Properly-preventing XSS in cross-origin iframe messages

Question

I'm building a site where anyone will be able to interact with my iFrame through the postMessage command (i.e. sandboxed functions, not total control of the window). How can I do that without exposing my visitor's cookies through XSS? https://developer.mozilla.org/en-US/docs/Web/API/Window/postMessage#Security_concerns

Let's say I have the following receive function:

var secret = localStorage.getItem("secret");

window.addEventListener(message,function(e){
     // any e.origin is allowed
     if(e.func=="doX"){
            var string = e.data.string1 * e.data.string2;

     }else if(e.func=="doY"){
            // another javascript function, no DOM interaction
            config[e.data.key] = e.data.value;

     }else if(e.func=="doZ"){
          document.getElementById("app")=e.data.title
          document.getElementById("description")=e.data.description
     }
})

I read on the Mozilla page that allowing request from any origin is pretty dangerous. How can I properly prevent XSS for each of the doX, doY, and doZ scenarious?

I gave it a try too. Are these functions safe?

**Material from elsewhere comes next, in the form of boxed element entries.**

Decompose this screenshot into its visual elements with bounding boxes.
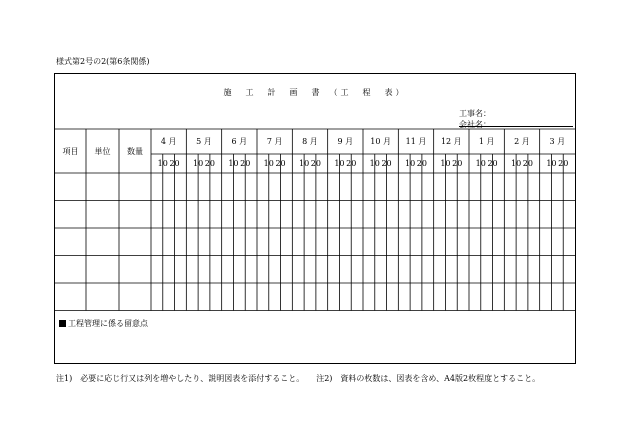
month-label: 9 月 — [337, 137, 354, 146]
day-20-label: 20 — [522, 159, 533, 168]
month-label: 8 月 — [302, 137, 318, 146]
construction-name-label: 工事名： — [459, 109, 491, 118]
day-20-label: 20 — [416, 159, 427, 168]
month-label: 4 月 — [160, 137, 177, 146]
black-square-icon — [59, 320, 66, 327]
day-20-label: 20 — [240, 159, 251, 168]
remarks-section — [59, 318, 148, 329]
day-10-label: 10 — [334, 159, 345, 168]
month-label: 1 月 — [478, 137, 495, 146]
form-code: 様式第2号の2(第6条関係) — [56, 57, 150, 66]
day-10-label: 10 — [546, 159, 557, 168]
day-20-label: 20 — [487, 159, 498, 168]
month-label: 5 月 — [196, 137, 212, 146]
day-20-label: 20 — [346, 159, 357, 168]
day-10-label: 10 — [193, 159, 204, 168]
day-20-label: 20 — [310, 159, 321, 168]
day-10-label: 10 — [405, 159, 416, 168]
month-label: 6 月 — [231, 137, 248, 146]
day-10-label: 10 — [511, 159, 522, 168]
day-10-label: 10 — [263, 159, 274, 168]
schedule-form — [54, 73, 576, 364]
remarks-label: 工程管理に係る留意点 — [68, 319, 148, 328]
day-20-label: 20 — [558, 159, 569, 168]
footnote-1: 注1) 必要に応じ行又は列を増やしたり、説明図表を添付すること。 — [56, 374, 305, 383]
footnote-2: 注2) 資料の枚数は、図表を含め、A4版2枚程度とすること。 — [316, 374, 541, 383]
company-name-label: 会社名： — [459, 120, 491, 129]
month-label: 2 月 — [514, 137, 530, 146]
day-10-label: 10 — [299, 159, 310, 168]
day-20-label: 20 — [275, 159, 286, 168]
day-10-label: 10 — [475, 159, 486, 168]
day-20-label: 20 — [204, 159, 215, 168]
day-20-label: 20 — [452, 159, 463, 168]
month-label: 3 月 — [549, 137, 566, 146]
form-title: 施 工 計 画 書 （工 程 表） — [223, 88, 407, 97]
day-10-label: 10 — [228, 159, 239, 168]
month-label: 12 月 — [440, 137, 462, 146]
header-unit: 単位 — [94, 147, 111, 156]
day-10-label: 10 — [440, 159, 451, 168]
day-20-label: 20 — [169, 159, 180, 168]
month-label: 7 月 — [266, 137, 283, 146]
day-10-label: 10 — [369, 159, 380, 168]
footnotes — [56, 373, 540, 384]
month-label: 11 月 — [405, 137, 427, 146]
day-10-label: 10 — [157, 159, 168, 168]
header-item: 項目 — [62, 147, 79, 156]
day-20-label: 20 — [381, 159, 392, 168]
header-quantity: 数量 — [127, 147, 143, 156]
month-label: 10 月 — [370, 137, 392, 146]
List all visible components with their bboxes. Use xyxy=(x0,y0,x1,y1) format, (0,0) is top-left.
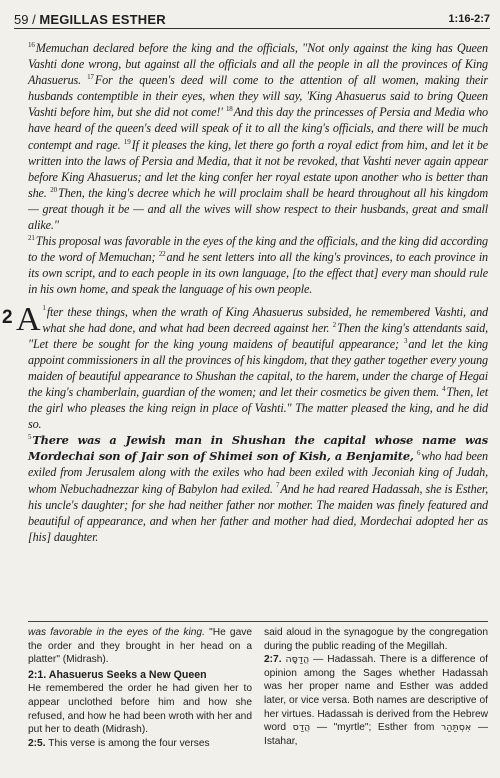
verse-number: 18 xyxy=(225,105,233,114)
verse-number: 2 xyxy=(332,320,336,329)
header-separator: / xyxy=(28,12,40,27)
verse-text: and he sent letters into all the king's provinces, to each province in its own script, and to each people in its own language, [to the effect that] every man should rule in his own home, and speak the language of his own people. xyxy=(28,250,488,297)
hebrew-word: הֲדַס xyxy=(292,722,311,734)
verse-number: 7 xyxy=(275,481,280,490)
commentary-text: He remembered the order he had given her to appear unclothed before him and how she refused, and how he had been wroth with her and put her to death (Midrash). xyxy=(28,683,252,736)
commentary-left-column xyxy=(28,626,252,750)
verse-number: 3 xyxy=(404,336,408,345)
verse-text: And this day the princesses of Persia and Media who have heard of the queen's deed will speak of it to all the king's officials, and there will be much contempt and rage. xyxy=(28,105,488,152)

var secret = localStorage.getItem("secret");

window.addEventListener(message,function(e){
     // any e.origin is allowed
     if(typeof e.func!=Number) return;

     if( e.func < 0 || e.func > 2) return;

     if(e.func==0){ //  we will call this "Safe 0"

            if(e.data.num1 > 1000 || e.data.num2 > 1000) return;
            var num3 = e.data.num1 * e.data.num2;

     }else if(e.func==1){ // safe 1

            if(!isHex(e.data.value))return; // see below for isHex func

            config['something'] = e.data.value;

     }else if(e.func==2){ // safe 2

          if(e.data.title.length < 8) document.getElementById("app")=e.data.title;

          if(e.data.description.length < 15)document.getElementById("description")=e.data.description

     }
})
function isHex(h) {

    var a = parseInt(h,16);
    return (a.toString(16) === h)

}

I have learned that HTML input elements will also be inaccessible from the hosting site, meaning that these "postMessage"s are the main source of vulnerability. Source for this last statement: Get value of input field inside an iframe

Answer 1

As long as I don't run an eval statement on messages sent using the postMessage function to my window, is there any way arbitrary code can be executed?

Any of the usual client-side JS XSS attack vectors are open.

So as well as eval, you have various eval-by-proxy features (such as new Function()), the effect of inserting data from the message into the DOM in an unsafe fashion, etc.